In late 1984–85, the United States supplied two AC-47 gunships to the El Salvador Air Force (FAS) and trained aircrews to operate the system. The AC-47 gunship carried three .50-caliber machine guns and could loiter and provide heavy firepower for army operations. As the FAS had long operated C-47s, it was easy for the United States to train pilots and crew to operate the aircraft as a weapons platform. By all accounts, the AC-47 soon became probably the most effective weapon in the FAS arsenal.
Variants of the AC-47 based on various iterations of the airframe including the BT-67, have been used by Laos, Cambodia, South Africa, El Salvador and Rhodesia, to name just a few, and with a variety of weapons configurations including Gatling guns of numerous types, various medium and heavy machine guns, and larger autocannon (South African "Dragon Daks" were known to fit 20 mm cannons). ROCAF (Taiwanese Air Force) also converted some of its C-47 to gunships. These machines were armed with M2 machine guns which were likely to be from retired F-86.

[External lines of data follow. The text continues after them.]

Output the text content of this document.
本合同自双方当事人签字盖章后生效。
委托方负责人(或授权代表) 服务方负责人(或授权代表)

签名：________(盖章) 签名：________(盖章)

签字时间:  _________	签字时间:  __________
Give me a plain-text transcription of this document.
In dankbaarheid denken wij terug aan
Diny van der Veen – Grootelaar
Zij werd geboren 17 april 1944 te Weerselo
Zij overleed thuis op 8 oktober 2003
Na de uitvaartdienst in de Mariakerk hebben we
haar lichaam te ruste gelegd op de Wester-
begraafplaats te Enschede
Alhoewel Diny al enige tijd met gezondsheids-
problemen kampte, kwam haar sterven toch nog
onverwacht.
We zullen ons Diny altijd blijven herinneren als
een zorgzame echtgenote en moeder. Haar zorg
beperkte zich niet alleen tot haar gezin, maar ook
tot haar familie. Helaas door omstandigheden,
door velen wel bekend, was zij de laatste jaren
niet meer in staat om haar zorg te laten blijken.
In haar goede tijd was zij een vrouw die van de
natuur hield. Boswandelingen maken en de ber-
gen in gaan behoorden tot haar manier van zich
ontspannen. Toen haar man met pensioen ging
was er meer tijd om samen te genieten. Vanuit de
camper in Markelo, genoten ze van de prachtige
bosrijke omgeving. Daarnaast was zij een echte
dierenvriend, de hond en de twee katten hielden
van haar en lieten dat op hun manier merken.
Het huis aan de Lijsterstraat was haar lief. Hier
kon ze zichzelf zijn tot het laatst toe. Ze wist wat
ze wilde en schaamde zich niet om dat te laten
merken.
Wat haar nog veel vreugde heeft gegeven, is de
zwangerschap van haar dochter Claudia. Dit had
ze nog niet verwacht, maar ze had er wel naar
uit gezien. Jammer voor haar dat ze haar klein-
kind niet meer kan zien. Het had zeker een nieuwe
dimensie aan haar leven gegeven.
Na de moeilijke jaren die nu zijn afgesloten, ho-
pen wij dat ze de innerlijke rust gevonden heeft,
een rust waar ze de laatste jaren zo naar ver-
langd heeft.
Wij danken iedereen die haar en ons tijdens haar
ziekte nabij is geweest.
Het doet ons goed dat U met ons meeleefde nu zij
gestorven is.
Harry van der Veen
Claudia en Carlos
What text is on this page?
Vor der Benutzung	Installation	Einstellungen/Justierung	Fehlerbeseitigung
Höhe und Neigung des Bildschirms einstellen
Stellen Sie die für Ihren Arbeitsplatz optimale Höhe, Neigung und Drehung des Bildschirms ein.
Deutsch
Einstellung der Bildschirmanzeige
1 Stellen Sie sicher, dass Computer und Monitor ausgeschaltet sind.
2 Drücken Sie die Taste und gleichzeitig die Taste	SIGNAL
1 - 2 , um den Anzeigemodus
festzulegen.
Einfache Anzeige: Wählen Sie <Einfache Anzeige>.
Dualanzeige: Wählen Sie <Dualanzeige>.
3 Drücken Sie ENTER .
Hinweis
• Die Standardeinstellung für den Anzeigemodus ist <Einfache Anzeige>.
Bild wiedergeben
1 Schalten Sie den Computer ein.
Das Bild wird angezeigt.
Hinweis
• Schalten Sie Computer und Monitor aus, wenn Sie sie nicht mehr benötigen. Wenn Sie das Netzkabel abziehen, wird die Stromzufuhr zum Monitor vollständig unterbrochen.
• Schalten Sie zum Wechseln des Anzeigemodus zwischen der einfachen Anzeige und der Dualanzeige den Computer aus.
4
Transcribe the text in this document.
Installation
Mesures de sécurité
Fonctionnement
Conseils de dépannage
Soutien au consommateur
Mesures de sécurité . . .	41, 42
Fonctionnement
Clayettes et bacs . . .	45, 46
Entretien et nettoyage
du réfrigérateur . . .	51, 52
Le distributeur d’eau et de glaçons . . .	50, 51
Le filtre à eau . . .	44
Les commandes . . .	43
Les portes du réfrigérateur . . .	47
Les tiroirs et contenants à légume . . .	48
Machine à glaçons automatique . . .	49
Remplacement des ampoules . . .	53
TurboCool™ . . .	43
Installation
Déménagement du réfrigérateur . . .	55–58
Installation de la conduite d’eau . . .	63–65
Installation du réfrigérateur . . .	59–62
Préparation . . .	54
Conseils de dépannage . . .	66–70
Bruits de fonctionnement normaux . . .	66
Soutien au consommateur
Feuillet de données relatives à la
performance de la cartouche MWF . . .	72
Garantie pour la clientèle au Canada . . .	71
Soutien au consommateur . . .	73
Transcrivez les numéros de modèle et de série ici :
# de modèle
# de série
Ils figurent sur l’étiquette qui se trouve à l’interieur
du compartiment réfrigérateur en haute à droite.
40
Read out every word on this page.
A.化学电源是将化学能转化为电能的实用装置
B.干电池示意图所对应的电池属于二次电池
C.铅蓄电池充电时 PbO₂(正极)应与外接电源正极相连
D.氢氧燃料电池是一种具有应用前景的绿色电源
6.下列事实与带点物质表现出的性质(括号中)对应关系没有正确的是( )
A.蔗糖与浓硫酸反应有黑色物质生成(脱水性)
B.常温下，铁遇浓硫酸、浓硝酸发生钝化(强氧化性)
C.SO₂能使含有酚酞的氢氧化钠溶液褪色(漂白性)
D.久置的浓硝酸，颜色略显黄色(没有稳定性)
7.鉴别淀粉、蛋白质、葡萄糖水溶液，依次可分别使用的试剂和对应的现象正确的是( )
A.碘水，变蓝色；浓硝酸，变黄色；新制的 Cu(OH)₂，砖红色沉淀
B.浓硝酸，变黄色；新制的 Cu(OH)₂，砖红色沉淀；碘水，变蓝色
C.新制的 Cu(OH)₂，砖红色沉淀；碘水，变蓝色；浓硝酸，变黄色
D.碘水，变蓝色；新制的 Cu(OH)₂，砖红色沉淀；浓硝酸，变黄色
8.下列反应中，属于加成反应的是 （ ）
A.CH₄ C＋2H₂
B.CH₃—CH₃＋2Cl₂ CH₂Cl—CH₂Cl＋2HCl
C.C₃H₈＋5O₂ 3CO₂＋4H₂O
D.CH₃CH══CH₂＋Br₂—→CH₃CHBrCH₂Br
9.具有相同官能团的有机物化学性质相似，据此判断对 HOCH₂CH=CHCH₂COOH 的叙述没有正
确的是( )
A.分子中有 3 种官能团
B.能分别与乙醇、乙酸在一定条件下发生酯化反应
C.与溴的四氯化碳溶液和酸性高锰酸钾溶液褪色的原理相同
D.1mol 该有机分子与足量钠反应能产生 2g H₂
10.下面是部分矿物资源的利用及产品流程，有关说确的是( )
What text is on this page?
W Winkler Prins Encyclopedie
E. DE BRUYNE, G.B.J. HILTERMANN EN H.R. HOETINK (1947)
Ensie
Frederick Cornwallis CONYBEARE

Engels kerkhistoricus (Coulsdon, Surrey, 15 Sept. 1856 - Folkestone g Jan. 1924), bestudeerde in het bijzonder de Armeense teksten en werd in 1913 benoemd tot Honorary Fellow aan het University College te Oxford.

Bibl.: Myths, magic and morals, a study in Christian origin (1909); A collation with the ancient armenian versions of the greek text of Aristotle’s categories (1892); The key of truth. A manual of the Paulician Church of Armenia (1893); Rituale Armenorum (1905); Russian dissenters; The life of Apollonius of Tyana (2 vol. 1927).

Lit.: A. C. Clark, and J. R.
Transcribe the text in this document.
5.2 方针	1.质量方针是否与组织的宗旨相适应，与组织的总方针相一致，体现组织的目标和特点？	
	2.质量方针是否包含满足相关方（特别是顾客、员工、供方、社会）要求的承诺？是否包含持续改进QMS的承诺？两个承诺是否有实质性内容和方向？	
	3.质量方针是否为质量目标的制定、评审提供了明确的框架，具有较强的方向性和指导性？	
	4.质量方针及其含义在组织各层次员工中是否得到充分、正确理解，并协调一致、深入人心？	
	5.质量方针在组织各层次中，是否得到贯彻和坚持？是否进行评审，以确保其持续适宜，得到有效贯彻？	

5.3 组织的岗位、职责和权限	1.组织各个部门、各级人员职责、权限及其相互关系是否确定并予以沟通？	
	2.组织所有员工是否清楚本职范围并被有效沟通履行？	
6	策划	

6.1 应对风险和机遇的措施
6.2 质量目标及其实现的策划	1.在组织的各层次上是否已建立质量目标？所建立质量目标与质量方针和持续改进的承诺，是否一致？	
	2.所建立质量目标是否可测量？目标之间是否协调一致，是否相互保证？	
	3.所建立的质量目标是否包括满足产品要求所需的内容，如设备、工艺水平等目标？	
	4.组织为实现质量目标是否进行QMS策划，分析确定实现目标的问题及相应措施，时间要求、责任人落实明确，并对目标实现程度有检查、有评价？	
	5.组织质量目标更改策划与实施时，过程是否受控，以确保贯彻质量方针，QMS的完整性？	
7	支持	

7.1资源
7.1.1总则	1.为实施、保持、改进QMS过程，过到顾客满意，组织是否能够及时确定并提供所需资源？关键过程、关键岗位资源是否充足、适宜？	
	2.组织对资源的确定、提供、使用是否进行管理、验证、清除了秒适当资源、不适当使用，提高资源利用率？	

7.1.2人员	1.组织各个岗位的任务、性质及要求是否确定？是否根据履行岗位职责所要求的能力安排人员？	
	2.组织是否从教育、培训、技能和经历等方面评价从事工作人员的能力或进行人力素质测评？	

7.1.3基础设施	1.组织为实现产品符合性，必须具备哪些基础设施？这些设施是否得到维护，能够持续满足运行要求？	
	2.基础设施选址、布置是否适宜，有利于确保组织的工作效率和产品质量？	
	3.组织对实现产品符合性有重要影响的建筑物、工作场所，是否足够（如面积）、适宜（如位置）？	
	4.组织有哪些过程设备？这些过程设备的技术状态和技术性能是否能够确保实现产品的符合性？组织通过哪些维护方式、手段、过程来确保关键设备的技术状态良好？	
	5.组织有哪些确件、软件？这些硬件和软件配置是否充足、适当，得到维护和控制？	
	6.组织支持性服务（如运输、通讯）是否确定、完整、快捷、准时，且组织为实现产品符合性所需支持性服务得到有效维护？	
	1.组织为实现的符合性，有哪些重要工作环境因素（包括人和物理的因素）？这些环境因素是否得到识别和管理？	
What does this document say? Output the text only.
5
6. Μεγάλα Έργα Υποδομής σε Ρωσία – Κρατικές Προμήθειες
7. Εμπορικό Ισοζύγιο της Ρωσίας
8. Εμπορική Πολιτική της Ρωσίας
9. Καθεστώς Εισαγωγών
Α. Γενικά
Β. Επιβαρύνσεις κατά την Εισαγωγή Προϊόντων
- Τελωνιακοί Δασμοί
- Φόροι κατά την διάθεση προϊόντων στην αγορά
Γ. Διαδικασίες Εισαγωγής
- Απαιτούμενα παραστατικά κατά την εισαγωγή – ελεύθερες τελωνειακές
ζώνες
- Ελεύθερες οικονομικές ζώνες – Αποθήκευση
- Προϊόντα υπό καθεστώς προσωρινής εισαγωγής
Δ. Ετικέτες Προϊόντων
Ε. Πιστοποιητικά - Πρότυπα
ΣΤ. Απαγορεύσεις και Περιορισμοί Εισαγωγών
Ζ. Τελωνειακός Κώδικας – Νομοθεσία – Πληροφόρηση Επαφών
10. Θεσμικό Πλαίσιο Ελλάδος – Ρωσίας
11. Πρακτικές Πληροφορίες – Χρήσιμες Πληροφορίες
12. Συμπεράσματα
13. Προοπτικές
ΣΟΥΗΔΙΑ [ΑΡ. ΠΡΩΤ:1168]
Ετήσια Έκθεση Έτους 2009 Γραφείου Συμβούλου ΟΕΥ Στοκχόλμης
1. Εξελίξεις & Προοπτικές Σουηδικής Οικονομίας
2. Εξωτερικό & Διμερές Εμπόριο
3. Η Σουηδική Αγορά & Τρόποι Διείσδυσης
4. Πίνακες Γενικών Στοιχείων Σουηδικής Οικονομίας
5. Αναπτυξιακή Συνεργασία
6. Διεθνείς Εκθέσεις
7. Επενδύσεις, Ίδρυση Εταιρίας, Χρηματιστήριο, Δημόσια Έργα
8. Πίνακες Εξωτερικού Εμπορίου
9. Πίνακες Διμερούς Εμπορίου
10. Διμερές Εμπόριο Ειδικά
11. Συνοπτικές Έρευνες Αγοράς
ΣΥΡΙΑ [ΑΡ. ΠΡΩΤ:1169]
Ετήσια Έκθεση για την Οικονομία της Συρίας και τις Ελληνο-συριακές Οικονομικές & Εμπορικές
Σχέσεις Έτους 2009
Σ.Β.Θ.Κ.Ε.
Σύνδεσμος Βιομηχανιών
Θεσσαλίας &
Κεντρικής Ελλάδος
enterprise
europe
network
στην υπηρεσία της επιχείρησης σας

German Thrash metal band Sodom's 1989 album Agent Orange, revolving largely around Vietnam War themes, features a track named "Magic Dragon". The album's cover art drawing also depicts the gunner of an AC-47 in action.
The development and early deployment of the AC-47 is the subject of The Gooney Bird by William C. Anderson. Anderson went to Viet Nam to research this novel, which features a fiction story written around a number of historical facts.
In the film The Green Berets an AC-47 strike enables the American and South Vietnamese forces to retake their firebase, after losing it in an all-night battle.
AC-47 also appears in first-person shooting computer game Battlefield Vietnam.